Foi o caso da Lusovini que apostou nas variedades antigas do Dão. Dessa forma, e após algumas microvinificações para aquilatar o potencial dessas uvas, saíram para o mercado vinhos das castas Uva Cão – uma das que está a ter mais aceitação entre os produtores – Terrantez e Douradinha e as tintas Monvedro e Malvasia Preta. Chumbadas nestes testes foram, a Tinta Carvalha e as brancas Tamarez e Malvasia Rei. Ainda este ano, diz-nos a enóloga Sónia Martins, sairão mais três brancos, de Luzídio, Barcelo e Arinto do Interior. À espera de sair para o mercado estão ainda as tintas Coração de Galo e Cornifesto. Este movimento de recuperação tem tido alguma expressão na região (como nas vinhas do Domínio do Açor) e também no Douro (caso da Real Companhia Velha, entre outras empresas) onde algumas destas castas também existem. A Douradinha é casta de que se sabe pouco e João Afonso, no seu monumental livro, As Castas do Vinho (Oficina do Livro, 2023), lembra-nos que a primeira referência conhecida data de 1851 e que tem sinónimos curiosos como Alfrocheiro Branco, Branquinha, Fernão Pires do Beco e Engana Rapazes. A Douradinha punha a rapaziada em sentido! Como nos diz o autor “(…) não possui clones certificados nem material standard de multiplicação.” É assim que estamos e ainda bem que alguém assume os riscos de fazer estas variedades antigas renascerem.
Um dos outros vinhos seleccionados é da casta Avesso, uma variedade dos Vinhos Verdes que está em crescendo; é casta do interior, gosta de zonas mais quentes e viradas a sul, em solos graníticos. É, neste momento, das castas mais apreciadas na região, ao lado da Loureiro e Alvarinho.

Sugestões da semana:
(Os preços foram fornecidos pelos produtores)

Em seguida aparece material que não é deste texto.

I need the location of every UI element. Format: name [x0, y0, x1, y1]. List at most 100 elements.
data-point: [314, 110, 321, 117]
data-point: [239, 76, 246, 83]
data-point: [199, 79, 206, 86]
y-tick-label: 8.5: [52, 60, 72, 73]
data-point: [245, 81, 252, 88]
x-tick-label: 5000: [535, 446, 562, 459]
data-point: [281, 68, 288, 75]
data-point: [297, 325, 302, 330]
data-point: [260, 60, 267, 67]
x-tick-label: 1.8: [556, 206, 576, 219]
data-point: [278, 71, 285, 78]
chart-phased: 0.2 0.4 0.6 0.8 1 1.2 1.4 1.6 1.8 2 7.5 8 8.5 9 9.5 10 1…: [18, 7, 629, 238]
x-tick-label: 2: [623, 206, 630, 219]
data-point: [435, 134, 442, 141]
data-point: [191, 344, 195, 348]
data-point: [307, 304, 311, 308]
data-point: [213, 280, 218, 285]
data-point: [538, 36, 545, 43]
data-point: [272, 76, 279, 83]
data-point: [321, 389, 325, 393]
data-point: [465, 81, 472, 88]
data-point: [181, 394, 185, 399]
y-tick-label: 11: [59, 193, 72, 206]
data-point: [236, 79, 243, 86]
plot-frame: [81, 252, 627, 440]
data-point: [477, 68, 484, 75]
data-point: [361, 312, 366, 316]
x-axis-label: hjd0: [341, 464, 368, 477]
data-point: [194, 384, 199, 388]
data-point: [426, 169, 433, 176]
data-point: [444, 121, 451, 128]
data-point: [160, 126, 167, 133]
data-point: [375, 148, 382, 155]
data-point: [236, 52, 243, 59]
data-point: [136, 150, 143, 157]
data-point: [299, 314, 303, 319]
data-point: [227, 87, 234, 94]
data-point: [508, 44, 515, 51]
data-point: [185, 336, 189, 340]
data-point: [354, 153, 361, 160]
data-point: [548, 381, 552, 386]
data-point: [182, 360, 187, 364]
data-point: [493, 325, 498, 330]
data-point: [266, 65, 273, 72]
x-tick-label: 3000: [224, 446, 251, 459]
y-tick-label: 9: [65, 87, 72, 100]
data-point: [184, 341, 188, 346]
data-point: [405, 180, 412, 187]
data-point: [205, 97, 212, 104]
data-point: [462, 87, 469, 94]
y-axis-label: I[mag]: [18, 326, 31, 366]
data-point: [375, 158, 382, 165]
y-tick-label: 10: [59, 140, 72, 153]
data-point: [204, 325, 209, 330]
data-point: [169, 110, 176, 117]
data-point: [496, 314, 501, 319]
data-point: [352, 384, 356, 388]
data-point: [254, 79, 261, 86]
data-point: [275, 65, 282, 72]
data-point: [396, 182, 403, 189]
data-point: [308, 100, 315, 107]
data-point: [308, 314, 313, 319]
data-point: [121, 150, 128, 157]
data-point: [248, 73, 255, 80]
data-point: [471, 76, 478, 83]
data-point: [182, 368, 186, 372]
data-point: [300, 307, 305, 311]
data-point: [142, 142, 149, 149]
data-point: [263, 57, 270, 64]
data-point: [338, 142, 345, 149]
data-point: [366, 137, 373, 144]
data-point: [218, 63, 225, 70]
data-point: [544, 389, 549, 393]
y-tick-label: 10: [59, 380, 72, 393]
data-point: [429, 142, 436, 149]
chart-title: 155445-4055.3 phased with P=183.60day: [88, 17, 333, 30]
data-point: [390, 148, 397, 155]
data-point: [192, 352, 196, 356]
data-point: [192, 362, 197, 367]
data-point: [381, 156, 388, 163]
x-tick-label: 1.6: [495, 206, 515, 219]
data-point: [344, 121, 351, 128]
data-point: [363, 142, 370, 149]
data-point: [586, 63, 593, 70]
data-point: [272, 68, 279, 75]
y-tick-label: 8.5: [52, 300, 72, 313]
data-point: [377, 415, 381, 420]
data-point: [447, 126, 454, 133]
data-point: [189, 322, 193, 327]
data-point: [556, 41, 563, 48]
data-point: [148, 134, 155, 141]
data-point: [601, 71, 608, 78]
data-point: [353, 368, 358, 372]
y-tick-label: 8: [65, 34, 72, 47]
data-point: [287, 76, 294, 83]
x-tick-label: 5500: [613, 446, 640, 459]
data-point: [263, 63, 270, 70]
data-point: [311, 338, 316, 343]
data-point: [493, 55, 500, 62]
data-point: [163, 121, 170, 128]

Cazas Novas Pure branco 2022
Região: Vinho Verde
Produtor: Soc. Agr. Casal de Ventozela
Casta: Avesso
Enologia: Diogo Lopes
PVP: €15
Tem mais expressão sobretudo na zona de Baião, onde se conhecem mais clones e marcas. Fermenta em inox, onde estagia depois por 4 meses. Produzidas 6 000 garrafas.
Dica: Aroma combina as notas citrinas e o vegetal seco, apresenta um tom austero que lhe fica bem. Muito fresco, seco e de excelente acidez, um companheirão para a mesa.

Pedra Cancela Vinha da Fidalga branco 2022
Região: Dão
Produtor: Lusovini
Casta: Douradinha
Enologia: Sónia Martins/Casimiro Gomes
PVP: €34
Produção de 1 020 garrafas. O vinho estagiou no inox onde fermentou e posteriormente mais 8 meses em garrafa. Teor alcoólico: 11,5%
Dica: bonito na cor, aroma de fruta madura mas sem pesar, com palato fácil, ajudado pela baixa graduação. Um branco com boa arquitectura. Com mais grau e estágio em barrica daria o quê? Dúvida interessante.

Howard’s Folly Cristina tinto 2019
Região: Alentejo (Portalegre)
Produtor: Howard’s Folly Wine. Consultar: www.howardsfollywine.com
Castas: misturadas em field blend
Enologia: David Baverstock/Pedro Furriel
PVP: €70
Projecto de Howard Bilton que neste vinho homenageia Cristina Francisquinho, responsável da viticultura. Uvas da serra de São Mamede, origem em vinhas velhas. Fermenta em cuba e estagia 12 meses em barricas.
Dica: fruta madura e forte presença da madeira marcam o aroma que se revela cheio, com taninos bem presentes, muito boa estrutura. Um vinho longe da actual moda dos tintos deslavados.